Residents forced to pay to access council meetings

Paul Hitt (Former councillor), residents say it is lunacy they are forced to pay a fee of $30 to lodge an FOI to access audio recordings of public question time from the City of Belmont council meetings.
Paul Hitt (Former councillor), residents say it is lunacy they are forced to pay a fee of $30 to lodge an FOI to access audio recordings of public question time from the City of Belmont council meetings.

RATEPAYERS say it is lunacy they are forced to put their hand in their pocket and lodge a freedom of information application to access audio recordings from council meetings.

Belmont Resident and Ratepayer Action Group (BRAGG) chair Lisa Hollands said transparency and accountability needed to improve at the City of Belmont.

“Currently residents must lodge an FOI and pay a $30 fee to access recordings from public council meetings,” she said.

“And the council doesn’t even record the entire meeting, only public question time.

“Since we have to pay for the audio we wanted to put it on our website so residents could hear what questions were asked.

“But the council refuses to allow us to make these recordings freely available to ratepayers saying it is subject to copyright.

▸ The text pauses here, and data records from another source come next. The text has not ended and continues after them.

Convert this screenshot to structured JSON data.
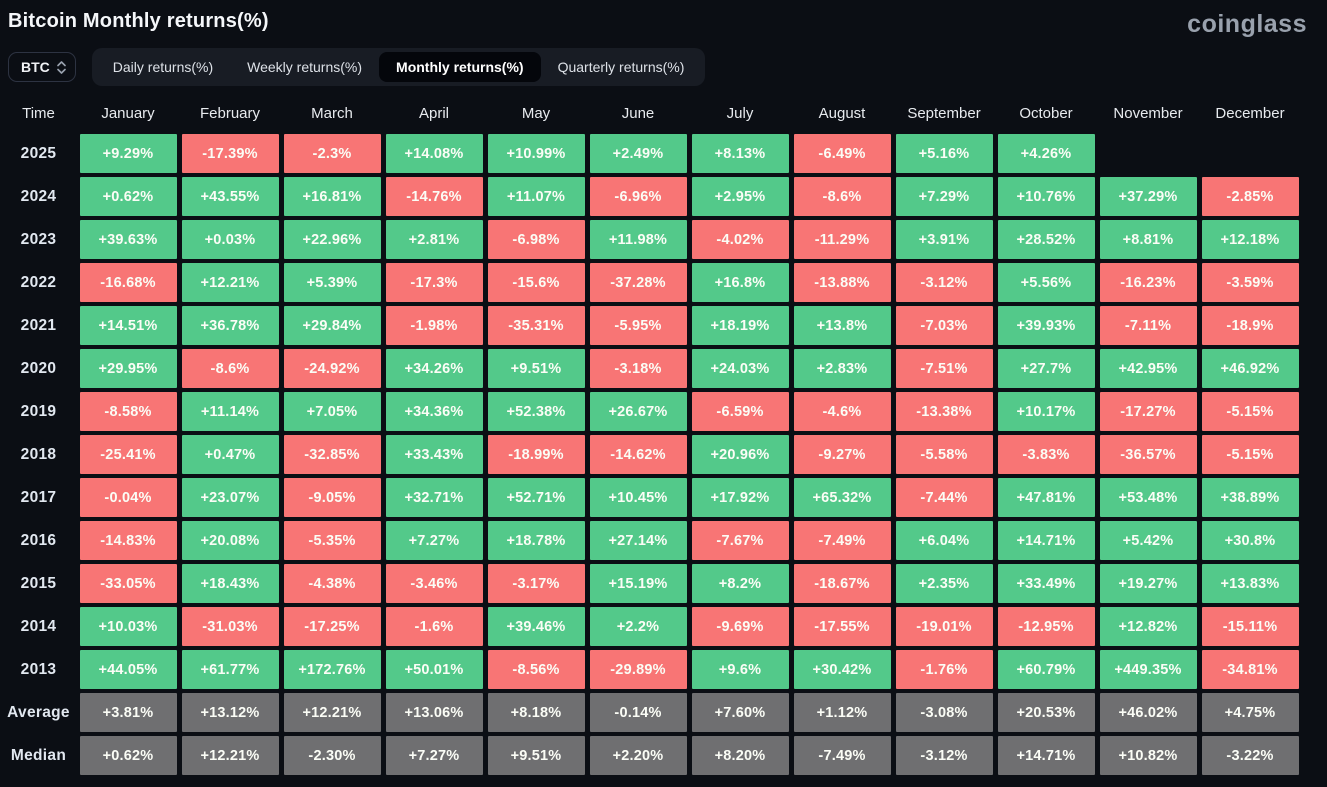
{
  "header": {
    "title": "Bitcoin Monthly returns(%)",
    "logo": "coinglass"
  },
  "toolbar": {
    "symbol_select": {
      "value": "BTC",
      "icon": "chevron-updown-icon"
    },
    "tabs": [
      {
        "id": "daily",
        "label": "Daily returns(%)",
        "active": false
      },
      {
        "id": "weekly",
        "label": "Weekly returns(%)",
        "active": false
      },
      {
        "id": "monthly",
        "label": "Monthly returns(%)",
        "active": true
      },
      {
        "id": "quarterly",
        "label": "Quarterly returns(%)",
        "active": false
      }
    ]
  },
  "table": {
    "time_header": "Time",
    "months": [
      "January",
      "February",
      "March",
      "April",
      "May",
      "June",
      "July",
      "August",
      "September",
      "October",
      "November",
      "December"
    ],
    "rows": [
      {
        "label": "2025",
        "type": "year",
        "values": [
          "+9.29%",
          "-17.39%",
          "-2.3%",
          "+14.08%",
          "+10.99%",
          "+2.49%",
          "+8.13%",
          "-6.49%",
          "+5.16%",
          "+4.26%",
          null,
          null
        ]
      },
      {
        "label": "2024",
        "type": "year",
        "values": [
          "+0.62%",
          "+43.55%",
          "+16.81%",
          "-14.76%",
          "+11.07%",
          "-6.96%",
          "+2.95%",
          "-8.6%",
          "+7.29%",
          "+10.76%",
          "+37.29%",
          "-2.85%"
        ]
      },
      {
        "label": "2023",
        "type": "year",
        "values": [
          "+39.63%",
          "+0.03%",
          "+22.96%",
          "+2.81%",
          "-6.98%",
          "+11.98%",
          "-4.02%",
          "-11.29%",
          "+3.91%",
          "+28.52%",
          "+8.81%",
          "+12.18%"
        ]
      },
      {
        "label": "2022",
        "type": "year",
        "values": [
          "-16.68%",
          "+12.21%",
          "+5.39%",
          "-17.3%",
          "-15.6%",
          "-37.28%",
          "+16.8%",
          "-13.88%",
          "-3.12%",
          "+5.56%",
          "-16.23%",
          "-3.59%"
        ]
      },
      {
        "label": "2021",
        "type": "year",
        "values": [
          "+14.51%",
          "+36.78%",
          "+29.84%",
          "-1.98%",
          "-35.31%",
          "-5.95%",
          "+18.19%",
          "+13.8%",
          "-7.03%",
          "+39.93%",
          "-7.11%",
          "-18.9%"
        ]
      },
      {
        "label": "2020",
        "type": "year",
        "values": [
          "+29.95%",
          "-8.6%",
          "-24.92%",
          "+34.26%",
          "+9.51%",
          "-3.18%",
          "+24.03%",
          "+2.83%",
          "-7.51%",
          "+27.7%",
          "+42.95%",
          "+46.92%"
        ]
      },
      {
        "label": "2019",
        "type": "year",
        "values": [
          "-8.58%",
          "+11.14%",
          "+7.05%",
          "+34.36%",
          "+52.38%",
          "+26.67%",
          "-6.59%",
          "-4.6%",
          "-13.38%",
          "+10.17%",
          "-17.27%",
          "-5.15%"
        ]
      },
      {
        "label": "2018",
        "type": "year",
        "values": [
          "-25.41%",
          "+0.47%",
          "-32.85%",
          "+33.43%",
          "-18.99%",
          "-14.62%",
          "+20.96%",
          "-9.27%",
          "-5.58%",
          "-3.83%",
          "-36.57%",
          "-5.15%"
        ]
      },
      {
        "label": "2017",
        "type": "year",
        "values": [
          "-0.04%",
          "+23.07%",
          "-9.05%",
          "+32.71%",
          "+52.71%",
          "+10.45%",
          "+17.92%",
          "+65.32%",
          "-7.44%",
          "+47.81%",
          "+53.48%",
          "+38.89%"
        ]
      },
      {
        "label": "2016",
        "type": "year",
        "values": [
          "-14.83%",
          "+20.08%",
          "-5.35%",
          "+7.27%",
          "+18.78%",
          "+27.14%",
          "-7.67%",
          "-7.49%",
          "+6.04%",
          "+14.71%",
          "+5.42%",
          "+30.8%"
        ]
      },
      {
        "label": "2015",
        "type": "year",
        "values": [
          "-33.05%",
          "+18.43%",
          "-4.38%",
          "-3.46%",
          "-3.17%",
          "+15.19%",
          "+8.2%",
          "-18.67%",
          "+2.35%",
          "+33.49%",
          "+19.27%",
          "+13.83%"
        ]
      },
      {
        "label": "2014",
        "type": "year",
        "values": [
          "+10.03%",
          "-31.03%",
          "-17.25%",
          "-1.6%",
          "+39.46%",
          "+2.2%",
          "-9.69%",
          "-17.55%",
          "-19.01%",
          "-12.95%",
          "+12.82%",
          "-15.11%"
        ]
      },
      {
        "label": "2013",
        "type": "year",
        "values": [
          "+44.05%",
          "+61.77%",
          "+172.76%",
          "+50.01%",
          "-8.56%",
          "-29.89%",
          "+9.6%",
          "+30.42%",
          "-1.76%",
          "+60.79%",
          "+449.35%",
          "-34.81%"
        ]
      },
      {
        "label": "Average",
        "type": "summary",
        "values": [
          "+3.81%",
          "+13.12%",
          "+12.21%",
          "+13.06%",
          "+8.18%",
          "-0.14%",
          "+7.60%",
          "+1.12%",
          "-3.08%",
          "+20.53%",
          "+46.02%",
          "+4.75%"
        ]
      },
      {
        "label": "Median",
        "type": "summary",
        "values": [
          "+0.62%",
          "+12.21%",
          "-2.30%",
          "+7.27%",
          "+9.51%",
          "+2.20%",
          "+8.20%",
          "-7.49%",
          "-3.12%",
          "+14.71%",
          "+10.82%",
          "-3.22%"
        ]
      }
    ]
  },
  "colors": {
    "positive": "#53c98a",
    "negative": "#f87575",
    "summary": "#6f6f71"
  }
}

“Unbelievably even councillors who want to access the audio must be supervised by a person designated by the CEO, complete a form identifying the section of the meeting they want to access and are not allowed to keep an electronic copy without permission.

“Something is seriously wrong with all of this.

“I’m not aware of any other council that does this and gets away with calling itself open and accountable.”

Former councillor Paul Hitt said councils must be fully transparent in their actions and decision making.

“To do this the full council meetings need to be electronically recorded which occurs in many other councils in Australia,” he said.

“So what is this council frightened of, surely not of being fully open and accountable to its residents and ratepayers?”

City of Belmont chief executive John Christie said the issue of audio recording and live streaming council meetings had been deliberated numerous times by council.

Mr Christie said last year council adopted a policy to record public question time but only to assist with verification of the minutes.

“The balance of the deliberation process at council meetings, with the exception of confidential matters, is open to the public to observe the debate and voting process,” he said.

“In the past 10 years there has been no challenge, that officers are aware of, relevant to this formal open and transparent decision process.”

Beyond transparency, Ms Hollands said the City needed to make council meetings freely accessible to all residents.

“There are many residents who are unable to attend council meetings for example many elderly and disabled people are unable to go out at night and under this policy are being treated less favourably by the City,” she said.

Shadow Local Government Minister Bill Marmion said he was concerned that council seemed to be shirking their accountability and creating more red tape for ratepayers.

“The council is accountable to the ratepayers and they have a right to know what is going on,” he said.

Local Government Minister David Templeman said audio recording or live streaming of meetings is a matter for local governments to decide.

“There may be proposals to introduce online public recording of meetings, but that has yet to be considered for future amendments,” he said.

The Town of Victoria Park will start live streaming all council meetings starting this month.